Racial disparity on drug cases needs attention
In Wisconsin, blacks 42 times more likely to receive prison term than whites
By John Huebscher
In 1999 the bishops created a task force, chaired by Auxiliary Bishop Robert Morneau of Green Bay, to examine the implications of the growth in Wisconsin's prison population. The task force produced a report that was the foundation for the bishops' pastoral letter on crime and punishment in Wisconsin. The letter, "Public Safety, the Common Good and the Church," reflected on the complex issues that influence the state's criminal justice system and the policies that guide it.
The task force noted that in 1999, African-Americans, though they accounted for only 5 percent of Wisconsin's population, comprised over 48 percent of our state's prison population. The bishops took note of that when they suggested several principles to guide public policies in the area of criminal justice.
"Such policies," they wrote, "must be assessed in light of their impact on racial minorities, who are disproportionately represented in the corrections system."
Nearly a decade later, that disparity still exists. By some measures, it may be worse.

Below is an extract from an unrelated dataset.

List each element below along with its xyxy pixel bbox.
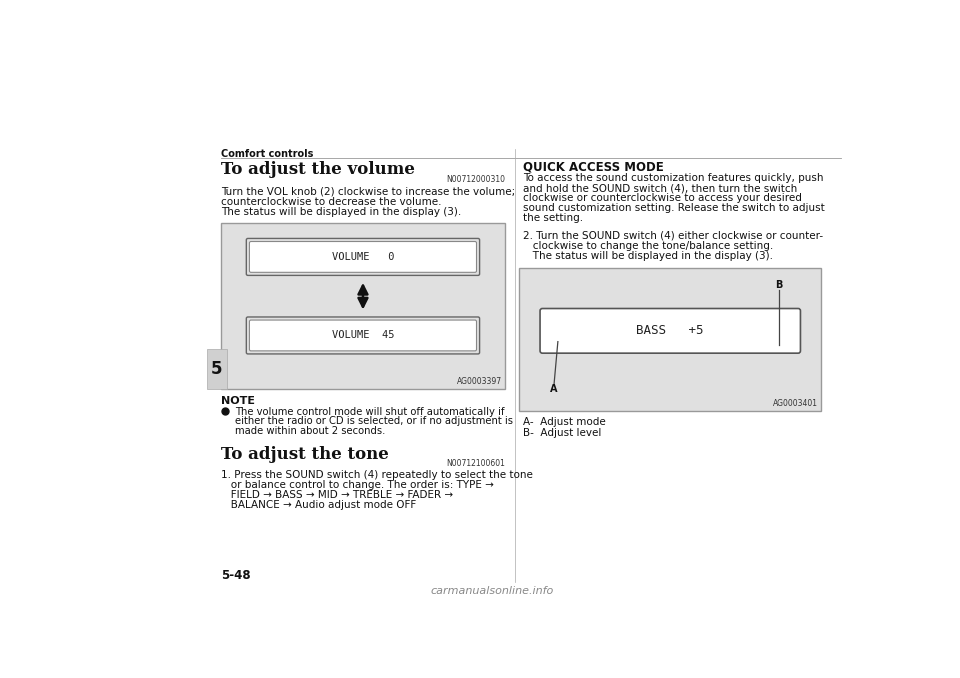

Two recent studies offered a sober analysis of how the war on drugs and sentencing policies treat African-Americans far more severely than whites. As reported in the Milwaukee Journal-Sentinel, one study by the Sentencing Project and another by Human Rights Watch found that drug use among whites and blacks is nearly equal. But when it comes to punishment, that
Here in Wisconsin, blacks are 42 times more likely than whites to receive a prison term for a drug conviction. This is the highest racial disparity in the nation. Across the U.S., the rate of drug arrests for black offenders in 40 large cities increased more than three times as much as those for white offenders.
The studies observed that one reason for disparity might be that law enforcement efforts focus on urban areas where drug offenses tend to be more visible. Others point out that in cities drug-related crime is more associated with violence and other crimes. They argue that the greater prosecution of black drug offenders in urban areas with high African-American populations reflects a desire to reduce violence and make the neighborhoods safe.
We can't blame police officers who risk their lives to keep people safe for focusing efforts in areas prone to violence. But the criminal justice system is about more than law enforcement. The courts that dispose of cases are also important. More and more communities around the country (including some in Wisconsin) use special drug treatment courts that offer
alternatives to prison. Perhaps the legislature will consider using such courts in more places, including Milwaukee. A greater commitment to education and treatment of offenders might also help.
Policy makers and the voters also have a role. If we don't want a drug offense to turn into a life sentence, we need to examine ways to help offenders reintegrate into the community. We also need to ask if it is wise for our laws to make it harder for former offenders to get a job or an occupational license. If blacks are more likely to be convicted and imprisoned for drug offenses, won't policies that limit the job options for ex-offenders also hit them harder? Is that fair? And in the long run, is it wise?
Studies are not infallible and they may reflect certain policy preferences. But by calling attention to the fact that drug laws are not color blind in their impact, the Sentencing Project and Human Rights Watch have identified a serious problem with moral implications for our state. We need to address it.
(Huebscher is executive director of the Wisconsin Catholic Conference.)